There’s always pushback from even the most mild-mannered players to agreeable types, let alone strong personalities that don’t keep their thoughts to themselves.

“This is the NBA. Disagreements happen, it's an alpha male dominated environment, a highly competitive situation,” Spencer Dinwiddie said, being more tight-lipped than usual.

Atkinson preferred not to be around for KD, Kyrie

Multiple sources told Yahoo Sports that Atkinson wasn’t fond of coaching Durant and Irving based on what he saw this season, and would rather something happen now than at the end of the season.

That gibes with Marks saying he and Atkinson had been in discussions about this for weeks, even months now. It’s tough to embrace Atkinson putting so much into turning the franchise around, but ready to wash his hands of it months into this season.

Whether Atkinson didn’t bend enough to accommodate his accomplished veterans for fear of alienating those who knew him as something different, or the situation was too awkward to work, seems fair to speculate.

And it’s easy to like a “culture” from the outside before you have to put in the hard work that comes with maintaining it.
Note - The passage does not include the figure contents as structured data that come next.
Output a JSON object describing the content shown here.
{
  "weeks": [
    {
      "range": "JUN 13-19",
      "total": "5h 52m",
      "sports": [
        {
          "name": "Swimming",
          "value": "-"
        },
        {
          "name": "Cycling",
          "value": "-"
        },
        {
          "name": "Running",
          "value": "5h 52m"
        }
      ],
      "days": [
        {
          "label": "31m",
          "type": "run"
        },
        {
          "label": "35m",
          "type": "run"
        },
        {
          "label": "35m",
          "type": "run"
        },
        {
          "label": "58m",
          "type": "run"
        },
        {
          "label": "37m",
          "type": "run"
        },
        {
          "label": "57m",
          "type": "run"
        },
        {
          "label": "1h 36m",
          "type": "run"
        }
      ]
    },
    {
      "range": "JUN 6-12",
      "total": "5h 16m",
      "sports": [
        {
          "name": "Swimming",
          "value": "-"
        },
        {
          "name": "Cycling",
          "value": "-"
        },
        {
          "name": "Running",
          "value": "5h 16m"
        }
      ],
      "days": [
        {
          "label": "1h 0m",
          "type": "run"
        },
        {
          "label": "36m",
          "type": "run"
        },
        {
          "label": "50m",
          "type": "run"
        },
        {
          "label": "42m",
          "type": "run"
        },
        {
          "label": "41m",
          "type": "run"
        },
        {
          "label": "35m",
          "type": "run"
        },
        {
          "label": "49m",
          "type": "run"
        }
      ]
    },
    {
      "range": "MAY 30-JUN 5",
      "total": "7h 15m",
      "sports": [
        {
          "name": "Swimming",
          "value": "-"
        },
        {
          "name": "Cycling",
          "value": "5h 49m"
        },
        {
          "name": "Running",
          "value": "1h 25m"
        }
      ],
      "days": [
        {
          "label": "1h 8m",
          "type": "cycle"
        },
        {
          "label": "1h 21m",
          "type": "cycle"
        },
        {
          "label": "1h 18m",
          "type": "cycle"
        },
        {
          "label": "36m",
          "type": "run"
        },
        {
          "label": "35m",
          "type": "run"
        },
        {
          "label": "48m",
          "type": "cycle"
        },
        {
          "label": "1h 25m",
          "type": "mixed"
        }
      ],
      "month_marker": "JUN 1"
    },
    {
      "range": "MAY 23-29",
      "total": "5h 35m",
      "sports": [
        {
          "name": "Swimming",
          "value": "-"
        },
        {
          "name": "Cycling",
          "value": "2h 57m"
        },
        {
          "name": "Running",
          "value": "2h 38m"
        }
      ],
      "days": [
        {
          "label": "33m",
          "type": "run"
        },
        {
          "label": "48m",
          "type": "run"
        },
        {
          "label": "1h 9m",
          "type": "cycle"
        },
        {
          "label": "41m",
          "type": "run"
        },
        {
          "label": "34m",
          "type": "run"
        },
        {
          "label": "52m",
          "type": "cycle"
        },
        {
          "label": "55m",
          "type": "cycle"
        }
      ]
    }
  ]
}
It’s also easy to admire something from afar when you’re yearning to leave the Bay Area and Boston for something, anything else.

“Oh, it was definitely mutual,” a league source told Yahoo Sports.

For the Nets, their “culture” came at a cost and for anyone who thought otherwise, a culture only goes as far as the players allow it to, and even then there will be natural erosion over a period of time — hence why Marks alluded to Atkinson apparently telling him recently that “my voice is not what it once was here. It’s time.”

For any culture to endure, there must be buy-in from the biggest voices, and for this Nets renaissance, Atkinson’s voice was the loudest. Who else had the standing in the league to challenge him before this year?

Atkinson was helping to develop players, a master at maximizing what he had to work with. Turning Spencer Dinwiddie from a confident journeyman to near All-Star, Joe Harris from underwhelming prospect to near Olympian and Caris LeVert from a maybe to a certainty will be the biggest victories on his dossier.

But it takes a little something different to coach Irving, to coach Durant as individuals, let alone a duo with skins on the wall, championship moments and Hall of Fame résumés.

It doesn’t feel like an accident that the man tabbed to replace Atkinson — Vaughn — is said to have a strong relationship with Irving.

“We have the immediate connection of being point guards,” Vaughn said. “We’ve formed a relationship, which I’ve tried to with each guy, but I guess we’re able to talk in point guard language.”

The question is, how long before the language changes? And who’s multilingual?